People love puppies. It’s a fact. How can you not? I introduced my new puppy, Max, on Instagram, and everyone fell in love right along with me! He received the most likes ever, on any picture I’ve ever posted. Clearly people like puppies more than food. Poor Tyson (my Doberman) was sooo lonely after Belle (our Labrador) passed away. He’s always had Belle to play with and keep him company, so we knew it wasn’t fair for him to be on his own. We headed to the SPCA not expecting to find a dog that day, but rather just to look. I instantly wanted to adopt ALL the dogs. I can’t stand seeing dogs in cages! Sweet Belle will always have a piece of my heart, but now I can only smile when thinking of her and all the memories we made over the years. Fate took over, and we adopted a puppy that day. This little guy melts my heart, and Tyson is so happy again! Everyone, meet Max!

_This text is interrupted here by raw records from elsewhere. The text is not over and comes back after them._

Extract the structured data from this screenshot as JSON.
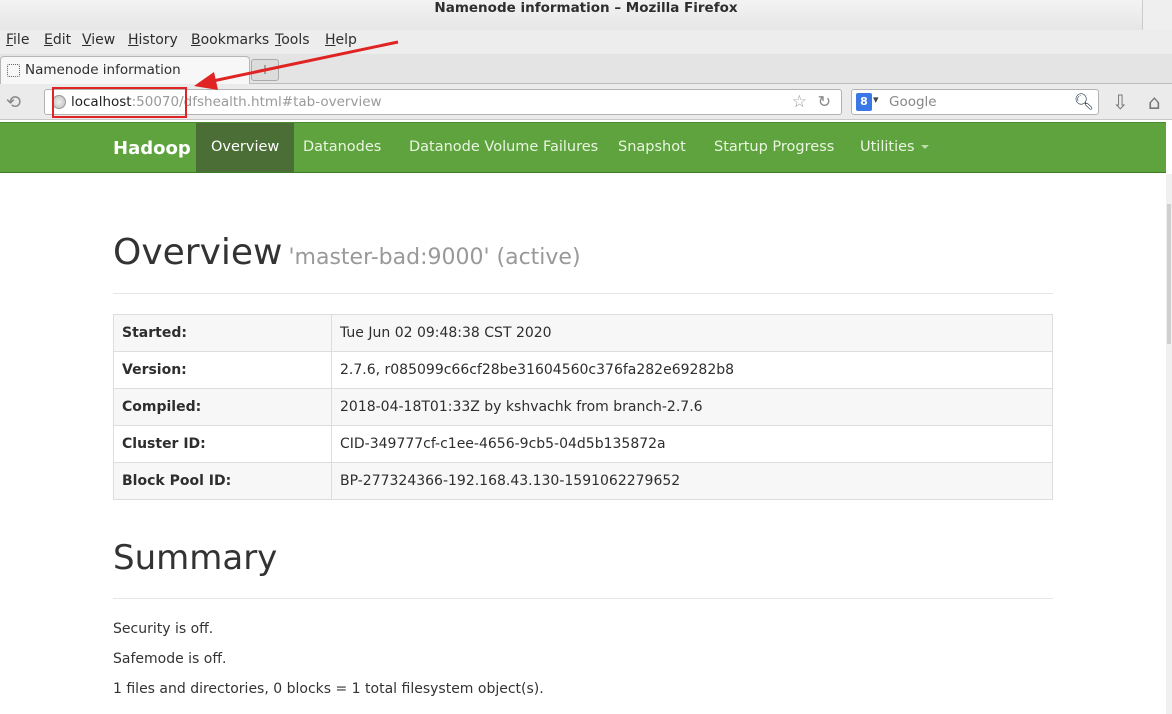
{
  "window": {
    "title": "Namenode information – Mozilla Firefox"
  },
  "menu": {
    "items": [
      "File",
      "Edit",
      "View",
      "History",
      "Bookmarks",
      "Tools",
      "Help"
    ]
  },
  "tab": {
    "title": "Namenode information",
    "newtab_label": "+"
  },
  "url": {
    "host": "localhost",
    "rest": ":50070/dfshealth.html#tab-overview"
  },
  "search": {
    "placeholder": "Google",
    "engine_letter": "8"
  },
  "icons": {
    "back": "back-arrow-icon",
    "globe": "globe-icon",
    "bookmark": "star-icon",
    "reload": "reload-icon",
    "search": "magnifier-icon",
    "download": "download-icon",
    "home": "home-icon"
  },
  "hadoop_nav": {
    "brand": "Hadoop",
    "items": [
      "Overview",
      "Datanodes",
      "Datanode Volume Failures",
      "Snapshot",
      "Startup Progress",
      "Utilities"
    ],
    "active": "Overview"
  },
  "overview": {
    "title": "Overview",
    "subtitle": "'master-bad:9000' (active)",
    "rows": [
      {
        "key": "Started:",
        "value": "Tue Jun 02 09:48:38 CST 2020"
      },
      {
        "key": "Version:",
        "value": "2.7.6, r085099c66cf28be31604560c376fa282e69282b8"
      },
      {
        "key": "Compiled:",
        "value": "2018-04-18T01:33Z by kshvachk from branch-2.7.6"
      },
      {
        "key": "Cluster ID:",
        "value": "CID-349777cf-c1ee-4656-9cb5-04d5b135872a"
      },
      {
        "key": "Block Pool ID:",
        "value": "BP-277324366-192.168.43.130-1591062279652"
      }
    ]
  },
  "summary": {
    "title": "Summary",
    "lines": [
      "Security is off.",
      "Safemode is off.",
      "1 files and directories, 0 blocks = 1 total filesystem object(s)."
    ]
  },
  "colors": {
    "hadoop_green": "#5ea33e",
    "active_tab": "#4a6e35",
    "annotation": "#e02424"
  }
}
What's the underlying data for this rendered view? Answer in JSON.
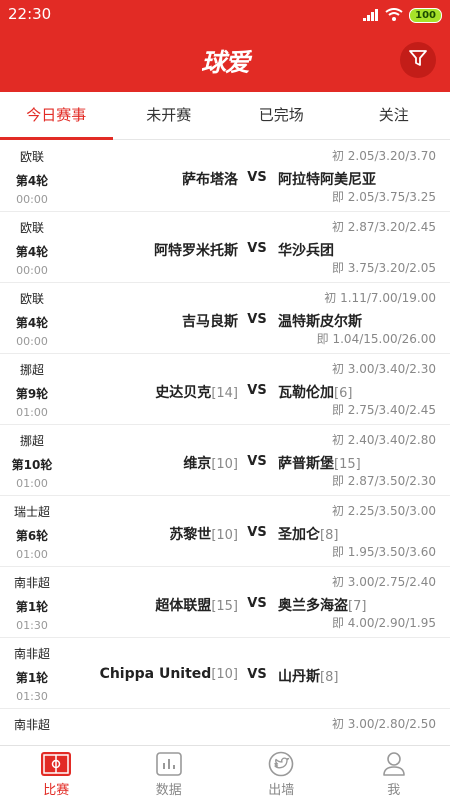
{
  "status": {
    "time": "22:30",
    "battery": "100"
  },
  "header": {
    "logo": "球爱"
  },
  "tabs": [
    "今日赛事",
    "未开赛",
    "已完场",
    "关注"
  ],
  "matches": [
    {
      "league": "欧联",
      "round": "第4轮",
      "time": "00:00",
      "home": "萨布塔洛",
      "home_rank": "",
      "away": "阿拉特阿美尼亚",
      "away_rank": "",
      "odds_init": "初 2.05/3.20/3.70",
      "odds_live": "即 2.05/3.75/3.25"
    },
    {
      "league": "欧联",
      "round": "第4轮",
      "time": "00:00",
      "home": "阿特罗米托斯",
      "home_rank": "",
      "away": "华沙兵团",
      "away_rank": "",
      "odds_init": "初 2.87/3.20/2.45",
      "odds_live": "即 3.75/3.20/2.05"
    },
    {
      "league": "欧联",
      "round": "第4轮",
      "time": "00:00",
      "home": "吉马良斯",
      "home_rank": "",
      "away": "温特斯皮尔斯",
      "away_rank": "",
      "odds_init": "初 1.11/7.00/19.00",
      "odds_live": "即 1.04/15.00/26.00"
    },
    {
      "league": "挪超",
      "round": "第9轮",
      "time": "01:00",
      "home": "史达贝克",
      "home_rank": "[14]",
      "away": "瓦勒伦加",
      "away_rank": "[6]",
      "odds_init": "初 3.00/3.40/2.30",
      "odds_live": "即 2.75/3.40/2.45"
    },
    {
      "league": "挪超",
      "round": "第10轮",
      "time": "01:00",
      "home": "维京",
      "home_rank": "[10]",
      "away": "萨普斯堡",
      "away_rank": "[15]",
      "odds_init": "初 2.40/3.40/2.80",
      "odds_live": "即 2.87/3.50/2.30"
    },
    {
      "league": "瑞士超",
      "round": "第6轮",
      "time": "01:00",
      "home": "苏黎世",
      "home_rank": "[10]",
      "away": "圣加仑",
      "away_rank": "[8]",
      "odds_init": "初 2.25/3.50/3.00",
      "odds_live": "即 1.95/3.50/3.60"
    },
    {
      "league": "南非超",
      "round": "第1轮",
      "time": "01:30",
      "home": "超体联盟",
      "home_rank": "[15]",
      "away": "奥兰多海盗",
      "away_rank": "[7]",
      "odds_init": "初 3.00/2.75/2.40",
      "odds_live": "即 4.00/2.90/1.95"
    },
    {
      "league": "南非超",
      "round": "第1轮",
      "time": "01:30",
      "home": "Chippa United",
      "home_rank": "[10]",
      "away": "山丹斯",
      "away_rank": "[8]",
      "odds_init": "",
      "odds_live": ""
    },
    {
      "league": "南非超",
      "round": "",
      "time": "",
      "home": "",
      "home_rank": "",
      "away": "",
      "away_rank": "",
      "odds_init": "初 3.00/2.80/2.50",
      "odds_live": ""
    }
  ],
  "vs_label": "VS",
  "nav": [
    "比赛",
    "数据",
    "出墙",
    "我"
  ],
  "colors": {
    "primary": "#e22b25",
    "muted": "#888888"
  },
  "icons": {
    "signal": "signal-icon",
    "wifi": "wifi-icon",
    "filter": "filter-icon",
    "match": "pitch-icon",
    "data": "chart-icon",
    "wall": "bird-icon",
    "me": "user-icon"
  }
}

Anyway, back to food! I know, not as exciting as puppies, but this recipe is so good! I’ve always loved casseroles, and something about them brings me right back to my childhood. Plus I LOVE homemade pesto (who doesn’t?!). My Pesto Chicken “Pasta” was a huge hit and got great reviews on Instagram, and this dish is a different take on it! This recipe is extra awesome, because not only can you make it ahead of time and bake it whenever you’re ready, but also the leftovers are really good eaten cold! Hope you enjoy this one as much as my family did! Happy cooking!
Pesto Chicken Casserole
Equipment
- Oven
Ingredients
For the casserole:
- 1 medium to large spaghetti squash
- 1 tablespoon coconut oil
- 1.5 pounds boneless, skinless chicken breasts, cut into bite sized pieces
- ½ cup sun dried tomatoes
- ¼ cup pine nuts
For the pesto sauce:
- 4 cups packed basil leaves
- 4-5 garlic cloves
- ¼ walnuts or pine nuts
- ½ cup extra virgin olive oil
- ½ teaspoon sea salt
- ¼ teaspoon black pepper
- 3 eggs
Instructions
- Preheat your oven to 425 degrees. Cut the spaghetti squash in half, lengthwise. Place the squash face down on a baking sheet and bake for 30-40 minutes, or until the skin is soft and the threads of the squash come out easily with a fork. Once the squash is cooked, take it out of the oven and turn the heat down to 350 degrees.
- While the squash is baking, let’s make the quick pesto! Add all of the pesto ingredients to food processor or blender (including the eggs) and pulse until well combined. Set aside.
- Melt the coconut oil in a large pan over medium heat. Once the pan is hot, add the chicken and sauté until cooked through. Turn off the heat.
- Remove the threads of the squash using two forks, and add to the pan with the chicken. Add the pesto sauce and stir well to combine. Add the sun-dried tomatoes and stir once more.
- Pour the mixture into a 9” (or 8”) square baking dish. Bake at 350 degrees for 45 minutes. Add the pine nuts to the top of the casserole, and bake for another 15 minutes, or until the middle of the casserole is slightly firm to the touch.
- Remove from the oven and let cool for 5-10 minutes. Slice and enjoy!
This looks wonderful. What could I use instead of the spaghetti squash? I’m from the UK and haven’t actually come across one as yet sadly!
Hmmm, good question, Debbie! I think any other type of squash would work, you could shred it and cook it in a pan prior to baking, or just slice it thin. Zucchini would work well I would just suggest really “salting” it beforehand to get out all the moisture, that way you don’t end up with a watery casserole. Check out my Pesto Chicken “Pasta” for the salting method 🙂
wow this looks amazing, sweetie!
Thanks so much, Meg! <3
nom nom nom. I love any type of casserole with spaghetti squash. Always a win.